UK Regs do allow cable to be protected by fusing at the far end under certain circumstances - I'm not sufficiently familiar with the details to know if this would apply here.
This is exactly what applies here, and why 2.5 mm
2 spurs are allowed on a 32 A circuit. You have to separately meet these two criteria:
1. Protection against overload unless the load by its nature can't fail so as to produce overload. This can be at any point, so it is met by a downstream 13 A or smaller fuse.
2. Protection against short circuit, assumed to be a zero-Ohm short at the most distant point.
There are some assumptions baked into this, but the end result is you can take a 13 A rated flex* off a 32 A circuit to feed the hob, and connect the hob via a FCU** or a 13A plug, (probably with a 3 A fuse, that's plenty***, but you may be able to get away with higher). That fuse protects the cable against overload, because if some weird fault were to make the hob igniter draw say 20 A the fuse would blow before the cable is damaged. Separately, if a short circuit were to occur at the last point in that cable before the fuse, the total loop resistance (external supply impedance + 6mm cable + flex) needs to be low enough that the 32 A MCB would trip quickly enough to protect the cable. You check this by looking at the expected fault current, and corresponding max tripping time, and then you can work out the let through energy and the maximum temperature the cable gets to. You or your electrician should do this calculation, but in practice you'll find it is fine for sensible lengths of flex (too long and the MCB trips too slowly and the let though energy and final temperature is higher).

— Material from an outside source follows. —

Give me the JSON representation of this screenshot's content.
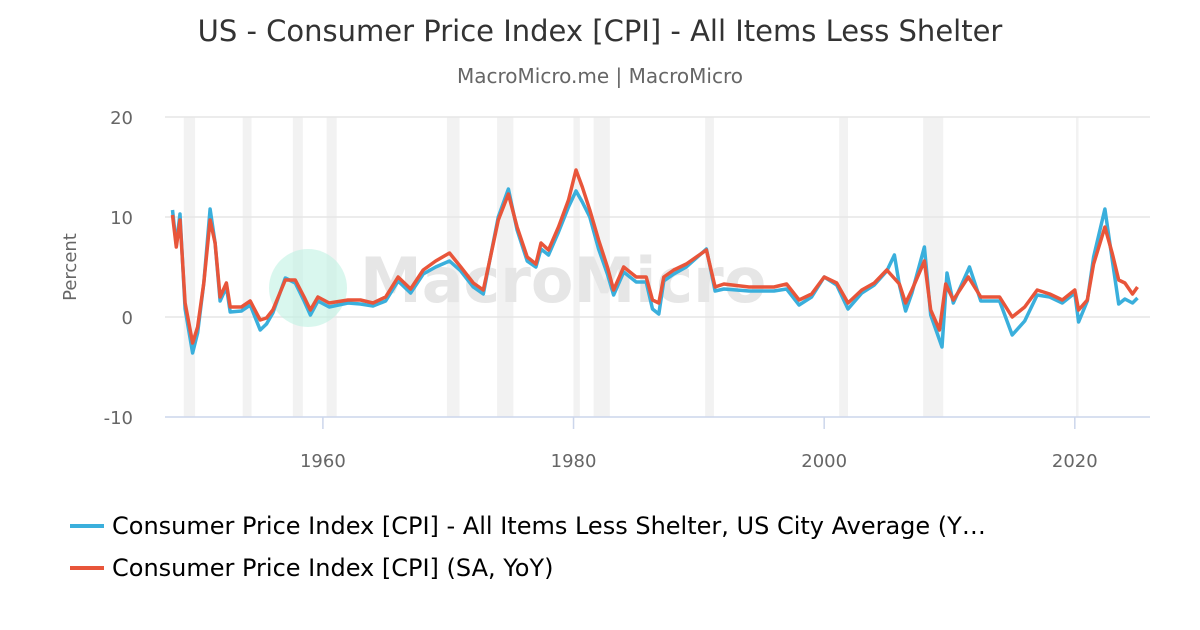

UK wiring regs are like this, you're expected to do actual engineering calculations rather than the US "rigidly follow code" approach. There are upsides and downsides to this.

Also, why not reduce the MCB feeding the 6mm cable to 16 A anyway? You may find the manufacturer's instructions (which you're supposed to "take account of") require that anyway, and that is a cheap and straightforward job.
*Why flex here though? A bit of 1.5 or 2.5 mm
2 T&E to a FCU would seem more conventional. If you do use flex you should really use ferrules.
**FCU = fused connection unit. It's a thing we have in the UK that takes the same type of fuses as the plugs but is for permanently installed things.
*** These ignition things take a couple of milliamps.